> Is the second half of V1 grounded-grid?
The whole "Frankenstein" is a perfectly simple
differential amplifier (U1)
plus a fancy cathode follower (U2).
You "can" see U1 as a cathode follower driving a grounded grid stage.
That's not as useful as understanding it as a Differential Amplifer.
But if you must: what is the difference between a Grounded Grid with a
hard-grounded grid, or a GG with a <10K resistor in the grid return?

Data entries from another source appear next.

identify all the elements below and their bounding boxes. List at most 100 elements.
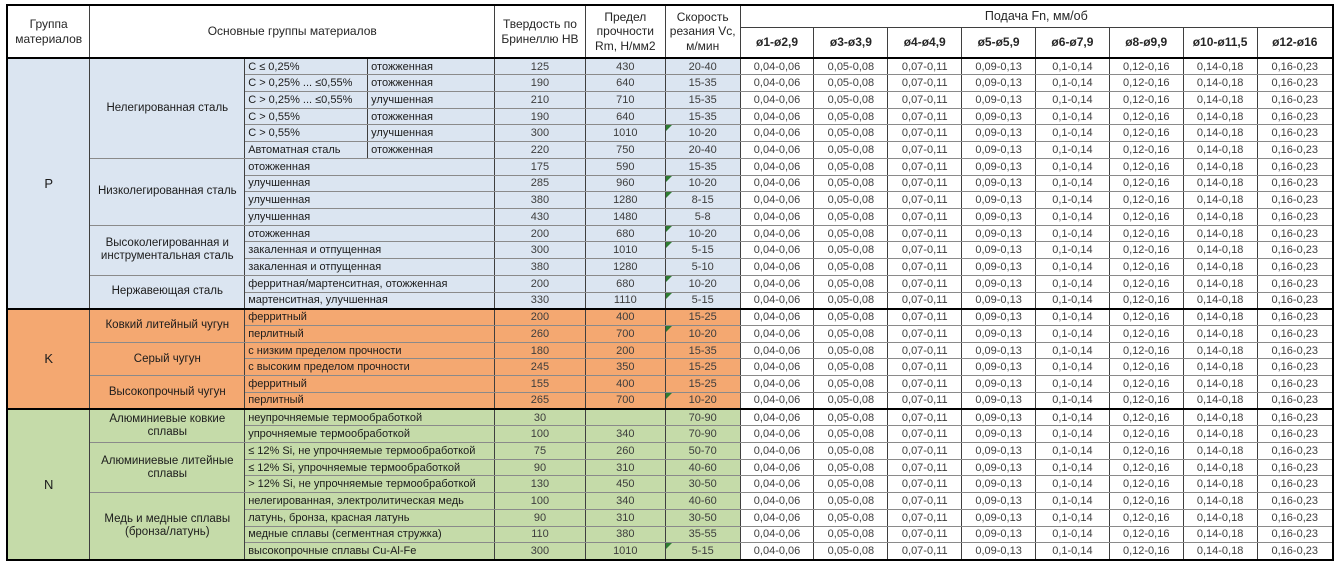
feed-value-cell: 0,04-0,06 bbox=[739, 542, 815, 561]
strength-rm-cell: 680 bbox=[584, 224, 666, 243]
strength-rm-cell: 260 bbox=[584, 442, 666, 460]
feed-value-cell: 0,16-0,23 bbox=[1256, 307, 1334, 326]
table-row: Низколегированная сталь отожженная 175 590 1… bbox=[7, 157, 1334, 226]
feed-value-cell: 0,14-0,18 bbox=[1182, 341, 1258, 360]
feed-value-cell: 0,16-0,23 bbox=[1256, 492, 1334, 510]
cutting-speed-vc-cell: 10-20 bbox=[664, 325, 741, 343]
feed-value-cell: 0,1-0,14 bbox=[1035, 107, 1110, 126]
feed-value-cell: 0,16-0,23 bbox=[1256, 508, 1334, 527]
cutting-speed-vc-cell: 70-90 bbox=[664, 425, 741, 444]
feed-value-cell: 0,07-0,11 bbox=[887, 442, 963, 460]
material-condition-cell: C ≤ 0,25% bbox=[244, 57, 369, 76]
feed-value-cell: 0,16-0,23 bbox=[1256, 358, 1334, 377]
feed-value-cell: 0,05-0,08 bbox=[813, 307, 889, 326]
diameter-header-row: ø1-ø2,9 ø3-ø3,9 ø4-ø4,9 ø5-ø5,9 ø6-ø7,9 ø8-ø9… bbox=[7, 26, 1334, 59]
table-row: закаленная и отпущенная 300 1010 5-15 0,04-0… bbox=[7, 241, 1334, 260]
group-code-cell: K bbox=[6, 307, 91, 410]
feed-value-cell: 0,14-0,18 bbox=[1182, 90, 1258, 109]
feed-value-cell: 0,1-0,14 bbox=[1035, 458, 1110, 477]
cutting-speed-vc-cell: 40-60 bbox=[664, 492, 741, 510]
feed-value-cell: 0,12-0,16 bbox=[1108, 341, 1184, 360]
hardness-hb-cell: 75 bbox=[494, 442, 586, 460]
feed-value-cell: 0,04-0,06 bbox=[739, 241, 815, 260]
table-row: Алюминиевые литейные сплавы ≤ 12% Si, не … bbox=[7, 442, 1334, 494]
feed-value-cell: 0,16-0,23 bbox=[1256, 174, 1334, 193]
hardness-hb-cell: 330 bbox=[494, 291, 586, 310]
table-row: перлитный 265 700 10-20 0,04-0,06 0,05-0,08 0,… bbox=[7, 391, 1334, 410]
strength-rm-cell: 640 bbox=[584, 74, 666, 92]
feed-value-cell: 0,04-0,06 bbox=[739, 224, 815, 243]
material-state-cell: перлитный bbox=[244, 391, 496, 410]
strength-rm-cell: 680 bbox=[584, 274, 666, 293]
strength-rm-cell: 380 bbox=[584, 525, 666, 544]
feed-value-cell: 0,09-0,13 bbox=[961, 425, 1036, 444]
feed-value-cell: 0,04-0,06 bbox=[739, 391, 815, 410]
feed-value-cell: 0,04-0,06 bbox=[739, 191, 815, 209]
feed-diameter-header: ø10-ø11,5 bbox=[1182, 26, 1258, 59]
feed-value-cell: 0,07-0,11 bbox=[887, 74, 963, 92]
feed-value-cell: 0,05-0,08 bbox=[813, 492, 889, 510]
feed-value-cell: 0,07-0,11 bbox=[887, 341, 963, 360]
feed-value-cell: 0,05-0,08 bbox=[813, 542, 889, 561]
subgroup-name-cell: Серый чугун bbox=[89, 341, 246, 377]
feed-value-cell: 0,05-0,08 bbox=[813, 241, 889, 260]
material-state-cell: упрочняемые термообработкой bbox=[244, 425, 496, 444]
feed-value-cell: 0,14-0,18 bbox=[1182, 74, 1258, 92]
feed-value-cell: 0,1-0,14 bbox=[1035, 341, 1110, 360]
feed-value-cell: 0,04-0,06 bbox=[739, 408, 815, 427]
strength-rm-cell: 400 bbox=[584, 375, 666, 393]
feed-value-cell: 0,04-0,06 bbox=[739, 508, 815, 527]
feed-value-cell: 0,1-0,14 bbox=[1035, 74, 1110, 92]
feed-value-cell: 0,12-0,16 bbox=[1108, 224, 1184, 243]
feed-value-cell: 0,14-0,18 bbox=[1182, 141, 1258, 159]
feed-value-cell: 0,04-0,06 bbox=[739, 291, 815, 310]
cutting-speed-vc-cell: 15-35 bbox=[664, 74, 741, 92]
feed-value-cell: 0,09-0,13 bbox=[961, 475, 1036, 494]
feed-value-cell: 0,09-0,13 bbox=[961, 57, 1036, 76]
col-header-cutting-speed: Скорость резания Vc, м/мин bbox=[664, 4, 741, 59]
strength-rm-cell: 1280 bbox=[584, 191, 666, 209]
feed-value-cell: 0,09-0,13 bbox=[961, 325, 1036, 343]
feed-value-cell: 0,05-0,08 bbox=[813, 107, 889, 126]
feed-value-cell: 0,05-0,08 bbox=[813, 90, 889, 109]
feed-value-cell: 0,14-0,18 bbox=[1182, 258, 1258, 276]
feed-diameter-header: ø6-ø7,9 bbox=[1035, 26, 1110, 59]
cutting-speed-vc-cell: 30-50 bbox=[664, 508, 741, 527]
material-state-cell: улучшенная bbox=[244, 207, 496, 226]
hardness-hb-cell: 90 bbox=[494, 458, 586, 477]
feed-value-cell: 0,07-0,11 bbox=[887, 358, 963, 377]
col-header-materials: Основные группы материалов bbox=[89, 4, 496, 59]
feed-value-cell: 0,14-0,18 bbox=[1182, 241, 1258, 260]
hardness-hb-cell: 155 bbox=[494, 375, 586, 393]
table-row: Серый чугун с низким пределом прочности 18… bbox=[7, 341, 1334, 377]
cutting-speed-vc-cell: 35-55 bbox=[664, 525, 741, 544]
hardness-hb-cell: 100 bbox=[494, 492, 586, 510]
cutting-speed-vc-cell: 50-70 bbox=[664, 442, 741, 460]
feed-value-cell: 0,12-0,16 bbox=[1108, 274, 1184, 293]
drilling-parameters-table: Группа материалов Основные группы матери… bbox=[6, 4, 1334, 561]
feed-value-cell: 0,05-0,08 bbox=[813, 442, 889, 460]
cutting-speed-vc-cell: 5-10 bbox=[664, 258, 741, 276]
strength-rm-cell: 750 bbox=[584, 141, 666, 159]
feed-value-cell: 0,12-0,16 bbox=[1108, 542, 1184, 561]
cutting-speed-vc-cell: 5-15 bbox=[664, 291, 741, 310]
hardness-hb-cell: 100 bbox=[494, 425, 586, 444]
feed-value-cell: 0,12-0,16 bbox=[1108, 207, 1184, 226]
feed-value-cell: 0,09-0,13 bbox=[961, 341, 1036, 360]
feed-value-cell: 0,09-0,13 bbox=[961, 391, 1036, 410]
feed-value-cell: 0,14-0,18 bbox=[1182, 224, 1258, 243]
strength-rm-cell: 640 bbox=[584, 107, 666, 126]
feed-value-cell: 0,16-0,23 bbox=[1256, 258, 1334, 276]
feed-value-cell: 0,12-0,16 bbox=[1108, 408, 1184, 427]
feed-value-cell: 0,14-0,18 bbox=[1182, 124, 1258, 143]
feed-value-cell: 0,05-0,08 bbox=[813, 157, 889, 176]
feed-value-cell: 0,05-0,08 bbox=[813, 508, 889, 527]
col-header-feed: Подача Fn, мм/об bbox=[739, 4, 1334, 28]
feed-value-cell: 0,14-0,18 bbox=[1182, 508, 1258, 527]
feed-value-cell: 0,05-0,08 bbox=[813, 74, 889, 92]
strength-rm-cell: 700 bbox=[584, 325, 666, 343]
table-row: медные сплавы (сегментная стружка) 110 380… bbox=[7, 525, 1334, 544]
feed-value-cell: 0,1-0,14 bbox=[1035, 542, 1110, 561]
table-row: закаленная и отпущенная 380 1280 5-10 0,04-0… bbox=[7, 258, 1334, 276]
hardness-hb-cell: 220 bbox=[494, 141, 586, 159]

For audio: very little. The grid is ~200Meg||~30pFd, so 10K is "nothing".
> where's the gain?
Mostly in the 1:10 input transformer.
U1 will have roughly half the 12AT7 handbook gain, say 20-25.

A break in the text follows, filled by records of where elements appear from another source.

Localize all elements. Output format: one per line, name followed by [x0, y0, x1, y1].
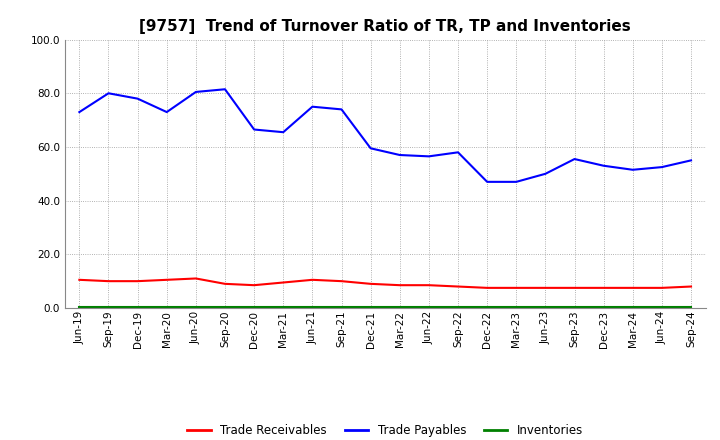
Inventories: [454, 304, 462, 309]
Trade Receivables: [425, 282, 433, 288]
Inventories: [133, 304, 142, 309]
Trade Payables: [425, 154, 433, 159]
Trade Payables: [250, 127, 258, 132]
Trade Receivables: [163, 277, 171, 282]
Trade Payables: [629, 167, 637, 172]
Trade Payables: [395, 152, 404, 158]
Trade Receivables: [483, 285, 492, 290]
Trade Payables: [454, 150, 462, 155]
Line: Trade Payables: Trade Payables: [79, 89, 691, 182]
Trade Receivables: [512, 285, 521, 290]
Trade Receivables: [308, 277, 317, 282]
Trade Receivables: [133, 279, 142, 284]
Inventories: [687, 304, 696, 309]
Trade Receivables: [657, 285, 666, 290]
Trade Payables: [687, 158, 696, 163]
Trade Receivables: [570, 285, 579, 290]
Inventories: [395, 304, 404, 309]
Trade Receivables: [104, 279, 113, 284]
Inventories: [570, 304, 579, 309]
Inventories: [279, 304, 287, 309]
Trade Receivables: [599, 285, 608, 290]
Trade Payables: [366, 146, 375, 151]
Trade Payables: [163, 110, 171, 115]
Trade Payables: [133, 96, 142, 101]
Trade Receivables: [279, 280, 287, 285]
Trade Payables: [512, 179, 521, 184]
Trade Receivables: [366, 281, 375, 286]
Inventories: [366, 304, 375, 309]
Inventories: [337, 304, 346, 309]
Title: [9757]  Trend of Turnover Ratio of TR, TP and Inventories: [9757] Trend of Turnover Ratio of TR, TP…: [140, 19, 631, 34]
Trade Receivables: [395, 282, 404, 288]
Inventories: [163, 304, 171, 309]
Trade Receivables: [192, 276, 200, 281]
Inventories: [192, 304, 200, 309]
Trade Receivables: [250, 282, 258, 288]
Trade Payables: [192, 89, 200, 95]
Trade Payables: [220, 87, 229, 92]
Inventories: [512, 304, 521, 309]
Inventories: [657, 304, 666, 309]
Inventories: [541, 304, 550, 309]
Trade Receivables: [337, 279, 346, 284]
Trade Payables: [483, 179, 492, 184]
Trade Payables: [541, 171, 550, 176]
Trade Payables: [104, 91, 113, 96]
Trade Payables: [657, 165, 666, 170]
Inventories: [220, 304, 229, 309]
Line: Trade Receivables: Trade Receivables: [79, 279, 691, 288]
Trade Payables: [279, 129, 287, 135]
Trade Receivables: [687, 284, 696, 289]
Inventories: [75, 304, 84, 309]
Trade Receivables: [629, 285, 637, 290]
Inventories: [104, 304, 113, 309]
Inventories: [308, 304, 317, 309]
Trade Receivables: [220, 281, 229, 286]
Inventories: [483, 304, 492, 309]
Inventories: [250, 304, 258, 309]
Trade Receivables: [454, 284, 462, 289]
Trade Payables: [599, 163, 608, 169]
Trade Payables: [75, 110, 84, 115]
Trade Payables: [337, 107, 346, 112]
Legend: Trade Receivables, Trade Payables, Inventories: Trade Receivables, Trade Payables, Inven…: [182, 419, 588, 440]
Trade Payables: [570, 156, 579, 161]
Inventories: [599, 304, 608, 309]
Trade Payables: [308, 104, 317, 109]
Trade Receivables: [541, 285, 550, 290]
Inventories: [629, 304, 637, 309]
Trade Receivables: [75, 277, 84, 282]
Inventories: [425, 304, 433, 309]
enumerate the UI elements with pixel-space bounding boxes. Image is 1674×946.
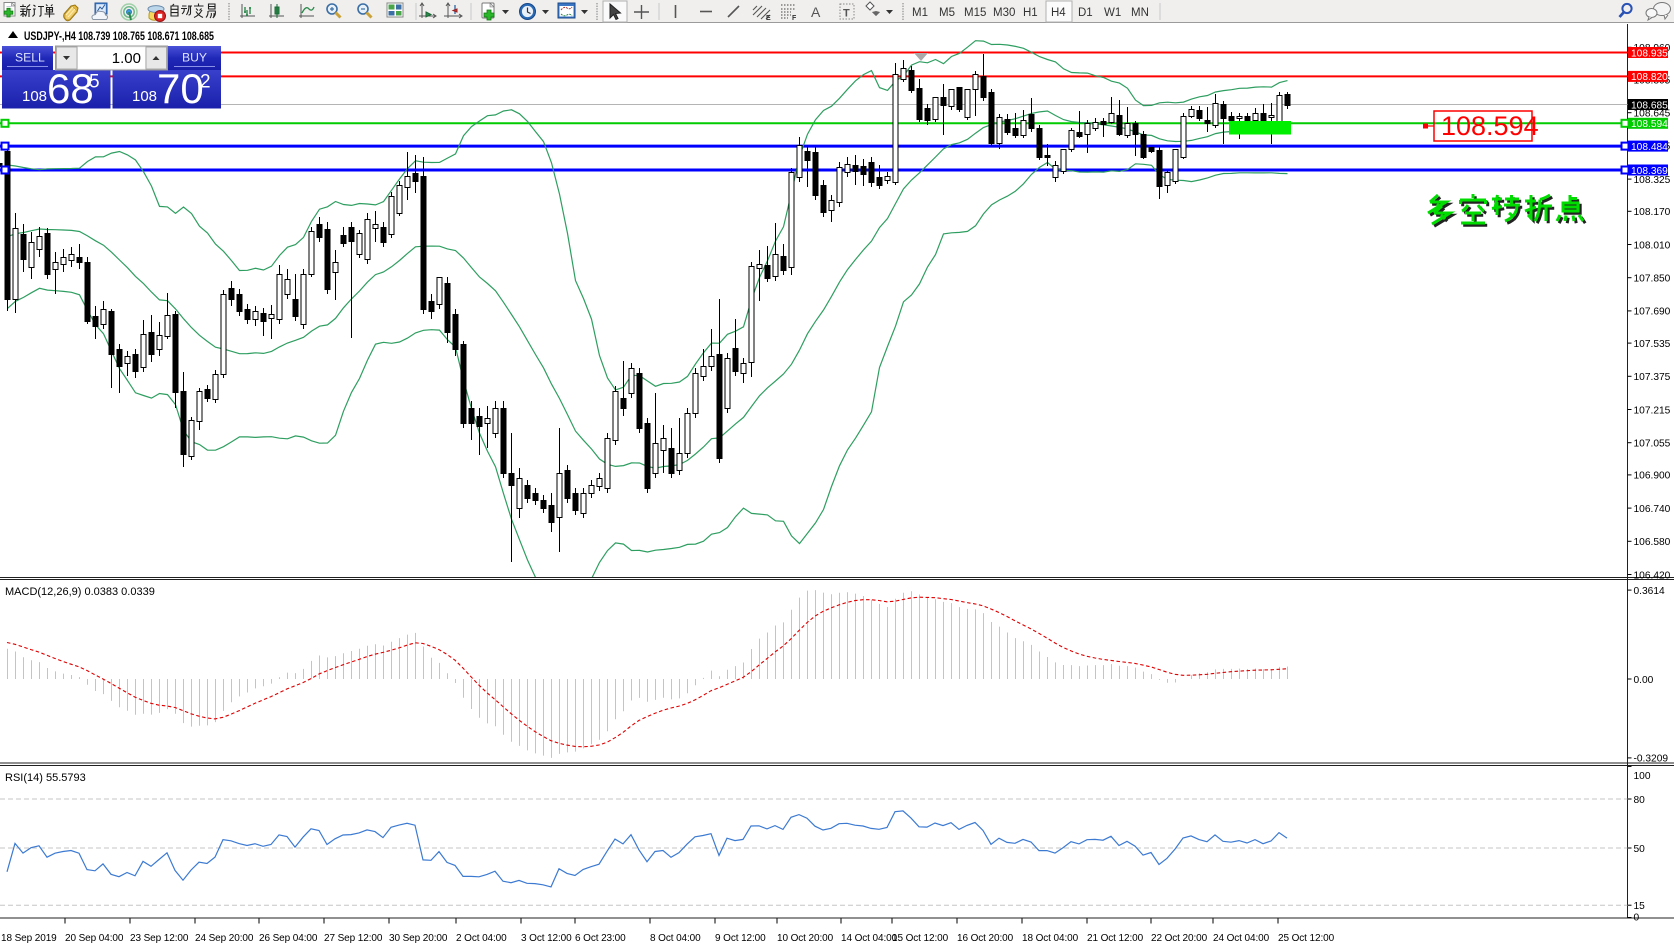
svg-text:107.535: 107.535 xyxy=(1634,339,1671,350)
svg-text:H1: H1 xyxy=(1023,7,1038,19)
svg-text:26 Sep 04:00: 26 Sep 04:00 xyxy=(259,933,318,944)
svg-text:H4: H4 xyxy=(1051,7,1066,19)
svg-text:M15: M15 xyxy=(964,7,986,19)
svg-text:16 Oct 20:00: 16 Oct 20:00 xyxy=(957,933,1014,944)
svg-text:30 Sep 20:00: 30 Sep 20:00 xyxy=(389,933,448,944)
svg-text:25 Oct 12:00: 25 Oct 12:00 xyxy=(1278,933,1335,944)
svg-text:USDJPY-,H4 108.739 108.765 10: USDJPY-,H4 108.739 108.765 108.671 108.6… xyxy=(24,31,214,43)
svg-text:108.594: 108.594 xyxy=(1441,111,1539,141)
svg-text:6 Oct 23:00: 6 Oct 23:00 xyxy=(575,933,626,944)
svg-text:9 Oct 12:00: 9 Oct 12:00 xyxy=(715,933,766,944)
svg-text:106.580: 106.580 xyxy=(1634,537,1671,548)
svg-text:70: 70 xyxy=(157,65,204,112)
svg-text:BUY: BUY xyxy=(182,51,207,65)
svg-text:108.170: 108.170 xyxy=(1634,207,1671,218)
svg-text:T: T xyxy=(843,8,850,20)
svg-text:0.00: 0.00 xyxy=(1634,675,1654,686)
svg-text:24 Sep 20:00: 24 Sep 20:00 xyxy=(195,933,254,944)
svg-text:106.740: 106.740 xyxy=(1634,504,1671,515)
svg-text:107.690: 107.690 xyxy=(1634,307,1671,318)
svg-text:20 Sep 04:00: 20 Sep 04:00 xyxy=(65,933,124,944)
svg-text:F: F xyxy=(792,15,797,22)
svg-text:108.820: 108.820 xyxy=(1631,72,1668,83)
svg-text:15 Oct 12:00: 15 Oct 12:00 xyxy=(892,933,949,944)
svg-text:108: 108 xyxy=(22,88,47,105)
svg-text:5: 5 xyxy=(89,72,100,93)
svg-text:-0.3209: -0.3209 xyxy=(1634,754,1669,765)
svg-text:18 Oct 04:00: 18 Oct 04:00 xyxy=(1022,933,1079,944)
svg-text:108.010: 108.010 xyxy=(1634,240,1671,251)
svg-text:0.3614: 0.3614 xyxy=(1634,586,1665,597)
svg-text:1.00: 1.00 xyxy=(112,50,141,67)
svg-text:23 Sep 12:00: 23 Sep 12:00 xyxy=(130,933,189,944)
svg-text:27 Sep 12:00: 27 Sep 12:00 xyxy=(324,933,383,944)
svg-text:106.900: 106.900 xyxy=(1634,471,1671,482)
svg-text:80: 80 xyxy=(1634,795,1646,806)
svg-text:100: 100 xyxy=(1634,771,1651,782)
svg-text:W1: W1 xyxy=(1104,7,1121,19)
svg-text:108.935: 108.935 xyxy=(1631,48,1668,59)
svg-text:E: E xyxy=(766,15,771,22)
svg-text:108.484: 108.484 xyxy=(1631,142,1668,153)
svg-text:M5: M5 xyxy=(939,7,955,19)
svg-text:RSI(14) 55.5793: RSI(14) 55.5793 xyxy=(5,772,86,784)
svg-text:108.325: 108.325 xyxy=(1634,175,1671,186)
svg-text:2: 2 xyxy=(200,72,211,93)
svg-text:MACD(12,26,9) 0.0383 0.0339: MACD(12,26,9) 0.0383 0.0339 xyxy=(5,586,155,598)
svg-text:8 Oct 04:00: 8 Oct 04:00 xyxy=(650,933,701,944)
svg-text:108.645: 108.645 xyxy=(1634,109,1671,120)
svg-text:MN: MN xyxy=(1131,7,1149,19)
svg-text:50: 50 xyxy=(1634,844,1646,855)
svg-text:68: 68 xyxy=(47,65,94,112)
svg-text:108.685: 108.685 xyxy=(1631,100,1668,111)
svg-text:14 Oct 04:00: 14 Oct 04:00 xyxy=(841,933,898,944)
svg-text:A: A xyxy=(811,4,821,20)
svg-text:21 Oct 12:00: 21 Oct 12:00 xyxy=(1087,933,1144,944)
svg-text:15: 15 xyxy=(1634,901,1646,912)
svg-text:106.420: 106.420 xyxy=(1634,570,1671,581)
svg-text:107.055: 107.055 xyxy=(1634,439,1671,450)
svg-text:18 Sep 2019: 18 Sep 2019 xyxy=(1,933,57,944)
svg-text:108: 108 xyxy=(132,88,157,105)
svg-text:M1: M1 xyxy=(912,7,928,19)
svg-text:0: 0 xyxy=(1634,912,1640,923)
svg-text:107.375: 107.375 xyxy=(1634,372,1671,383)
svg-text:2 Oct 04:00: 2 Oct 04:00 xyxy=(456,933,507,944)
svg-text:D1: D1 xyxy=(1078,7,1093,19)
svg-text:10 Oct 20:00: 10 Oct 20:00 xyxy=(777,933,834,944)
svg-text:107.215: 107.215 xyxy=(1634,405,1671,416)
svg-text:108.369: 108.369 xyxy=(1631,166,1668,177)
svg-text:24 Oct 04:00: 24 Oct 04:00 xyxy=(1213,933,1270,944)
svg-text:108.594: 108.594 xyxy=(1631,119,1668,130)
svg-text:SELL: SELL xyxy=(15,51,45,65)
svg-text:M30: M30 xyxy=(993,7,1015,19)
svg-text:107.850: 107.850 xyxy=(1634,274,1671,285)
svg-text:3 Oct 12:00: 3 Oct 12:00 xyxy=(521,933,572,944)
svg-text:22 Oct 20:00: 22 Oct 20:00 xyxy=(1151,933,1208,944)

U2 has gain over 0.9. Then 2.5:1= 0.4 in the output transformer.
10*25*0.4= 100 overall.
NFB reduces the V1 gain from 20-25 toward a target of 11,
so probably 5 to 7, around 25 overall.
The 1:10 transformer is necessary for lowest noise,
because we've "stacked" the noise of two cathodes.
Gm of 12AT7 at 1.2mA is about 1,500uMho. Rk= ~660. Rn= ~2K.
For gain and noise calculations, Gm is effectively between
U1a grid and U1b grid, so Gm= 750uMho, Rk=1,300, Rn= 4K.
The source noise resistance is 200 ohms times 1:10^2 or 20K.
4K tube noise added to 20K source noise is "small",
but with a 1:5 transformer it would be ~3dB NF.
> Small value resistor and low voltage is a no-no.
The signal will be attenuated and S/N ratio will suffer.
Oh, it would not be good but not so bad.
If U1a's Rk is 1.3K, and we use an 11K cathode resistor,
attenuation is like 0.9 or -1dB.
The voltage across the long-tail only has to be much-much greater than
Vp/Mu, where Vp is around 125V and Mu is around 60.
So we need much-much more than 2V. 25V is much-much more than 2V.
We also want the voltage on the long-tail to be
much-much more than the common mode input voltage.
Hmmmm... the max output is 20V peak.
At lowest gain, we need 8V peak at U1 grids.
And 25V is not much-much more than 8V.
Then a CCS or a deeper voltage is called for.